Canadian Helicobacter Study Group Consensus Conference: Update on the Approach to Helicobacter Pylori Infection in Children and Adolescents – an Evidence-Based Evaluation

Nicola L Jones,1 Philip Sherman,1 Carlo A Fallone,2 Nigel Flook,3 Fiona Smaill,4 Sander Veldhuyzen van Zanten,5 Richard Hunt,4 Alan Thomson,6 and Canadian Helicobacter Study Group

1Division of GI∕Nutrition, Hospital for Sick Children, Department of Paediatrics, University of Toronto, Toronto, Ontario, Canada
2Division of Gastroenterology, McGill University Health Centre, Montreal, Quebec, Canada
3CanGut, College of Family Physicians of Canada, Canada
4Division of Gastroenterology, Department of Medicine, McMaster University, Hamilton, Ontario, Canada
5Division of Gastroenterology, Department of Medicine, Dalhousie University, Halifax, Nova Scotia, Canada
6Division of Gastroenterology, Department of Medicine, University of Alberta, Edmonton, Alberta, Canada

Copyright © 2005 Canadian Association of Gastroenterology. This open-access article is distributed under the terms of the Creative Commons Attribution Non-Commercial License (CC BY-NC) (, which permits reuse, distribution, and reproduction of the article, provided that the original work is properly cited and the reuse is restricted to noncommercial purposes.
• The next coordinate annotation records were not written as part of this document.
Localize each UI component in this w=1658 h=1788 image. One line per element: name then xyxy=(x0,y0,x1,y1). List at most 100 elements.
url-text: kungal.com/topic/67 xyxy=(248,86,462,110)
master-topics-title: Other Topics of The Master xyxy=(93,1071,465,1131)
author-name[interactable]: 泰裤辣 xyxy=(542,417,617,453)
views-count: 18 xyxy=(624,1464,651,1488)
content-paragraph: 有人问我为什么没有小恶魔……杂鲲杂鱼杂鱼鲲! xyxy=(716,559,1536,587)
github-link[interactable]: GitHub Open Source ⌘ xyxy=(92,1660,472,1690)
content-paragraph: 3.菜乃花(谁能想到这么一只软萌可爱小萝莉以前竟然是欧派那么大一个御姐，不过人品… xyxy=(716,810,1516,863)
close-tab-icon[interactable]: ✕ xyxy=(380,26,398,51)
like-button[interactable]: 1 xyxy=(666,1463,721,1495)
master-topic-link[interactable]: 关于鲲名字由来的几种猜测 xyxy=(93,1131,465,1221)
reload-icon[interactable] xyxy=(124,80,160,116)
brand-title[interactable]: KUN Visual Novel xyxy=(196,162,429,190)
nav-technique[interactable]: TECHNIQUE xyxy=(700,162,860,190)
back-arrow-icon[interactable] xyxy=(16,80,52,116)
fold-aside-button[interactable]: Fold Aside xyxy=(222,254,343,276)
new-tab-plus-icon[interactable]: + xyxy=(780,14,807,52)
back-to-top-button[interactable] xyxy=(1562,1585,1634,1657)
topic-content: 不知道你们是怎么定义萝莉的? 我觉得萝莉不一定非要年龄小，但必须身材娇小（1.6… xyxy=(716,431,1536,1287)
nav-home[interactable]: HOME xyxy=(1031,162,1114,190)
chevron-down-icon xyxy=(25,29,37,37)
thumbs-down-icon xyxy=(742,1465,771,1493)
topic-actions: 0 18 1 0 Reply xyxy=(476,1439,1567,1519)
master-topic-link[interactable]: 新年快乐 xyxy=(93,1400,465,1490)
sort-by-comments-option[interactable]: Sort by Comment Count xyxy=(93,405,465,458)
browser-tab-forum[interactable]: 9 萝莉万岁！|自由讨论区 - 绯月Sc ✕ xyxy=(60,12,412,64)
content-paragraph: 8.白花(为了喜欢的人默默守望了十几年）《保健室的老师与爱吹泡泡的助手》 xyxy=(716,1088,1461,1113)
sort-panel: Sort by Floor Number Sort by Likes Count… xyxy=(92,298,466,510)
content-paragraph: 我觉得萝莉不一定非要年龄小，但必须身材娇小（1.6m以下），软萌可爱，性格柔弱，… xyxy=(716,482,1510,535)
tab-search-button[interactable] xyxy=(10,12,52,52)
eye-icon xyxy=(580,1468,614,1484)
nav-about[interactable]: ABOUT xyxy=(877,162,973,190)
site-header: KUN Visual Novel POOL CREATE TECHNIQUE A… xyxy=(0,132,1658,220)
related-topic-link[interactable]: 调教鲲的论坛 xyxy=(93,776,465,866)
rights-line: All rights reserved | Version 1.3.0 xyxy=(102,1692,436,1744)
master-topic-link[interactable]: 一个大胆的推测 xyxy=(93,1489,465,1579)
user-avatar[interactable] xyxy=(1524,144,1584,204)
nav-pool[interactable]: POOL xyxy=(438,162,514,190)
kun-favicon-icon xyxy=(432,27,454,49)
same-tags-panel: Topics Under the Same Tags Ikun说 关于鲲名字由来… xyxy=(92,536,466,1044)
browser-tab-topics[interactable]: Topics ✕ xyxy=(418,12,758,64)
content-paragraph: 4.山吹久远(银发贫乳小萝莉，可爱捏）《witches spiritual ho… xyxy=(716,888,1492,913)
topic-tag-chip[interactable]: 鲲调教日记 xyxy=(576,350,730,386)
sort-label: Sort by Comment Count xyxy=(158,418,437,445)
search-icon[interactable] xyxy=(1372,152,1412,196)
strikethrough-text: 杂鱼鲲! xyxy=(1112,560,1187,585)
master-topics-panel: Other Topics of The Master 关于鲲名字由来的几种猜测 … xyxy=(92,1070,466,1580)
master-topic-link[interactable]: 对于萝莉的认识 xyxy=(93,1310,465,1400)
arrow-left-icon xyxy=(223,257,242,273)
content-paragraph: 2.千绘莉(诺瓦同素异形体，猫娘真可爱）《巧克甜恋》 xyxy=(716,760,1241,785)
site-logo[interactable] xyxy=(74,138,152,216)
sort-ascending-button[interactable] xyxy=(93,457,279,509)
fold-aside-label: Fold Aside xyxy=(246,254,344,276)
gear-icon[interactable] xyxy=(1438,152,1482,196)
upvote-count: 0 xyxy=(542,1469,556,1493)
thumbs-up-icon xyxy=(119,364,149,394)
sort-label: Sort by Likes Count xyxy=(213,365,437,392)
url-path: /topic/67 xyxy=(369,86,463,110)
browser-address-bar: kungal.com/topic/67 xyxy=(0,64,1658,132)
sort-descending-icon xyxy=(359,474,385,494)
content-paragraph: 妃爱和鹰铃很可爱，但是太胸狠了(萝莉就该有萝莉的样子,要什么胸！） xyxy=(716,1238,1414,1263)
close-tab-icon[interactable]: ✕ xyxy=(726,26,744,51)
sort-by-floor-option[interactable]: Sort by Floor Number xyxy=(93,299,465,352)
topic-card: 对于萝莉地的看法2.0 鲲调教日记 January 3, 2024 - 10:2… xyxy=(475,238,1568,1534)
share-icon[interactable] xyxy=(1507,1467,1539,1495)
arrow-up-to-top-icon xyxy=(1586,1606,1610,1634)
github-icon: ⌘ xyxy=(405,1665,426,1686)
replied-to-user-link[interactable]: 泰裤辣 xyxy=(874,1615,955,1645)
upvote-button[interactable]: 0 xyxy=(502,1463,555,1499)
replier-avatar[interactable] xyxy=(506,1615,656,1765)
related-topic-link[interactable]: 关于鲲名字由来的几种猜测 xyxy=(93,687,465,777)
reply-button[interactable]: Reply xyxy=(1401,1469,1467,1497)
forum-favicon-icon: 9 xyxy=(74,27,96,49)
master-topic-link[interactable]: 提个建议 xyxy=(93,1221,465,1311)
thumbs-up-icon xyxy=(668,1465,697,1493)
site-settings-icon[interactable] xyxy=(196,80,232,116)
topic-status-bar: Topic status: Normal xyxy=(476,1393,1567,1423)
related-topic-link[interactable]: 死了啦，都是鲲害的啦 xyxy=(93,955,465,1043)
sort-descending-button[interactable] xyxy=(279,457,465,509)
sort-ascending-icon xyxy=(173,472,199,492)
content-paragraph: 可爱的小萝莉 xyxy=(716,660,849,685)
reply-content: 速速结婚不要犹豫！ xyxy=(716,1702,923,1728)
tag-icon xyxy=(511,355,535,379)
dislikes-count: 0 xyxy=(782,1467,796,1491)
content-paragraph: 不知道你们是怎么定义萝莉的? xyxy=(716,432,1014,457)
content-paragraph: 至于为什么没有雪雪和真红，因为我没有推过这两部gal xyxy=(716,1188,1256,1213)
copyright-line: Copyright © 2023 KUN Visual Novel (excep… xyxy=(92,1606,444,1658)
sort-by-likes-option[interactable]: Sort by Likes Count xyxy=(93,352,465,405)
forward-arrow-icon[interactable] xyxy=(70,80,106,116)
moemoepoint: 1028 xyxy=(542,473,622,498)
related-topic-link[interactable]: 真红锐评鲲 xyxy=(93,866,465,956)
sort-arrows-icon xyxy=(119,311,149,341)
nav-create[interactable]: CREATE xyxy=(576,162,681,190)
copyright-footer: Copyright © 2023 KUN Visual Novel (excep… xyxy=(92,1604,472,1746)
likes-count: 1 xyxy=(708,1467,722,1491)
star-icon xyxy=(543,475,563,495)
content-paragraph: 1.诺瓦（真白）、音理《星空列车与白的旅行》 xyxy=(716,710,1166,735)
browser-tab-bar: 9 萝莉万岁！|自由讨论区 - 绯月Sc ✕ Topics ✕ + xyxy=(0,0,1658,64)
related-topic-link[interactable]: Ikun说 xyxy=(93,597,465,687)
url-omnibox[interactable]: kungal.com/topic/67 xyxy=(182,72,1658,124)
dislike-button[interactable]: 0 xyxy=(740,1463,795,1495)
As an update to previously published recommendations for the management of Helicobacter pylori infection, an evidence-based appraisal of 14 topics was undertaken in a consensus conference sponsored by the Canadian Helicobacter Study Group. The goal was to update guidelines based on the best available evidence using an established and uniform methodology to address and formulate recommendations for each topic. The degree of consensus for each recommendation is also presented. The clinical issues addressed and recommendations made were: population-based screening for H pylori in asymptomatic children to prevent gastric cancer is not warranted; testing for H pylori in children should be considered if there is a family history of gastric cancer; the goal of diagnostic interventions should be to determine the cause of presenting gastrointestinal symptoms and not the presence of H pylori infection; recurrent abdominal pain of childhood is not an indication to test for H pylori infection; H pylori testing is not required in patients with newly diagnosed gastroesophageal reflux disease; H pylori testing may be considered before the use of long-term proton pump inhibitor therapy; testing for H pylori infection should be considered in children with refractory iron deficiency anemia when no other cause has been found; when investigation of pediatric patients with persistent or severe upper abdominal symptoms is indicated, upper endoscopy with biopsy is the investigation of choice; the 13C-urea breath test is currently the best noninvasive diagnostic test for H pylori infection in children; there is currently insufficient evidence to recommend stool antigen tests as acceptable diagnostic tools for H pylori infection; serological antibody tests are not recommended as diagnostic tools for H pylori infection in children; first-line therapy for H pylori infection in children is a twice-daily, triple-drug regimen comprised of a proton pump inhibitor plus two antibiotics (clarithromycin plus amoxicillin or metronidazole); the optimal treatment period for H pylori infection in children is 14 days; and H pylori culture and antibiotic sensitivity testing should be made available to monitor population antibiotic resistance and manage treatment failures.